Em 1929 e 1930 inicia e prossegue a sua colaboração com a revista Presença, de Coimbra. Aliás é desta revista que vão sair os primeiros e sérios críticos e defensores da sua obra, num firme combate contra a unicidade literária.
Note-se também que, pese o seu vanguardismo essencial, e por isso mesmo, Fernando Pessoa nunca rejeitou em abstracto ou desvalorizou, ao contrário de muitos dos seus seguidores, o papel fundamental dos outros movimentos em que participou e que consistiram eles também profundas revoluções no panorama cultural nacional, a Renascença Portuguesa, da revista A Águia, do poeta Teixeira de Pascoaes e do filósofo Leonardo Coimbra, e a Presença, dos poetas José Régio e Miguel Torga.
Publica, em 1931, a tradução de o Hino a Pã, de Aleister Crowley. A Mensagem, em 1934, recebe um prémio, atribuído pelo departamento de propaganda do Estado Novo, tornando-se no seu único livro em português publicado em vida do autor.
A publicação das suas obras diríamos que não tem fim desde essa altura e, sobretudo, de há alguns anos para cá. Do famoso baú, onde se juntaram os seus manuscritos, saem séries de livros e textos acabados e por acabar que dão origem a novas leitura e análises.

Queremos, antes de terminar e numa ainda campanha iconoclasta, contra o endeusamento bacoco e redutor dos seguidores invisuais, que Pessoa tanto e tão bem criticou, que se é certo que a influência da literatura inglesa, lida compulsoriamente nas escolas de Durban, e a francesa, pelas mesmas razões, lhe é segura, não menos alguma portuguesa o influenciou.
Com algum atrevimento me lanço a colocar a mais que provável possibilidade de Fernando Pessoa ter lido esse mestre da literatura portuguesa que foi Raul Brandão, outra vítima da mediocridade da altura e de agora. O Livro do Desassossego é, se não filho, pelo menos parente, desses formidáveis livros de Memórias do escritor d'Os Pescadores.
Mas a prova fica para depois... quando for o julgamento.
Mas porque poderia então Fernando Pessoa ter ocultado essa fonte?
Porque Brandão, não hesitou em dizer que “da literatura moderna pouco me interessa. É arte de exterioridades, estranha, ausente do que é essencial na vida... coisas difusas, de superfície, habilidades, espuma".
E isto Pessoa não poderia subscrever, porque também ele estava consciente, que, no caudal intempestivo das vanguardas, onde parar é morrer, os habilidosos e os fazedores de espuma, encontram também o seu caminho, encostados e protegidos pelo fulgor dos que vão na frente.

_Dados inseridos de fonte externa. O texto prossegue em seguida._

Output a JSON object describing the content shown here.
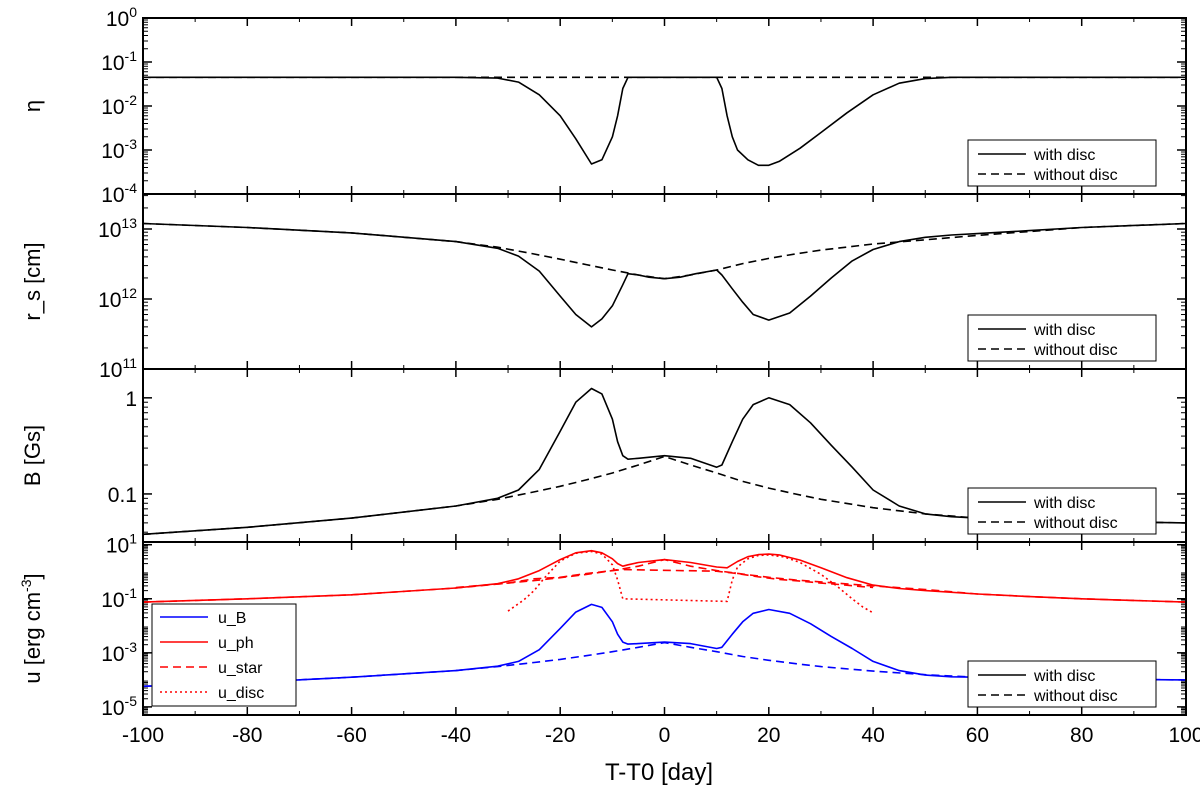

Somos portugueses que escrevem para a Europa, para toda a civilização; nada somos por enquanto, mas aquilo que agora fizermos será um dia universalmente conhecido e reconhecido

Este vaticínio, tão firme e seguro, realiza-se. Essa Europa, de que Portugal era o rosto, como disse, é por ele conquistada, todo o mundo literário e cultural ocidental, a bem dizer.
Para quem também afirmava que


Ser poeta não é uma ambição minha
É a minha maneira de estar sozinho


Pode-se então dizer, hoje, conclusivamente, que a sua solidão é a nossa companhia.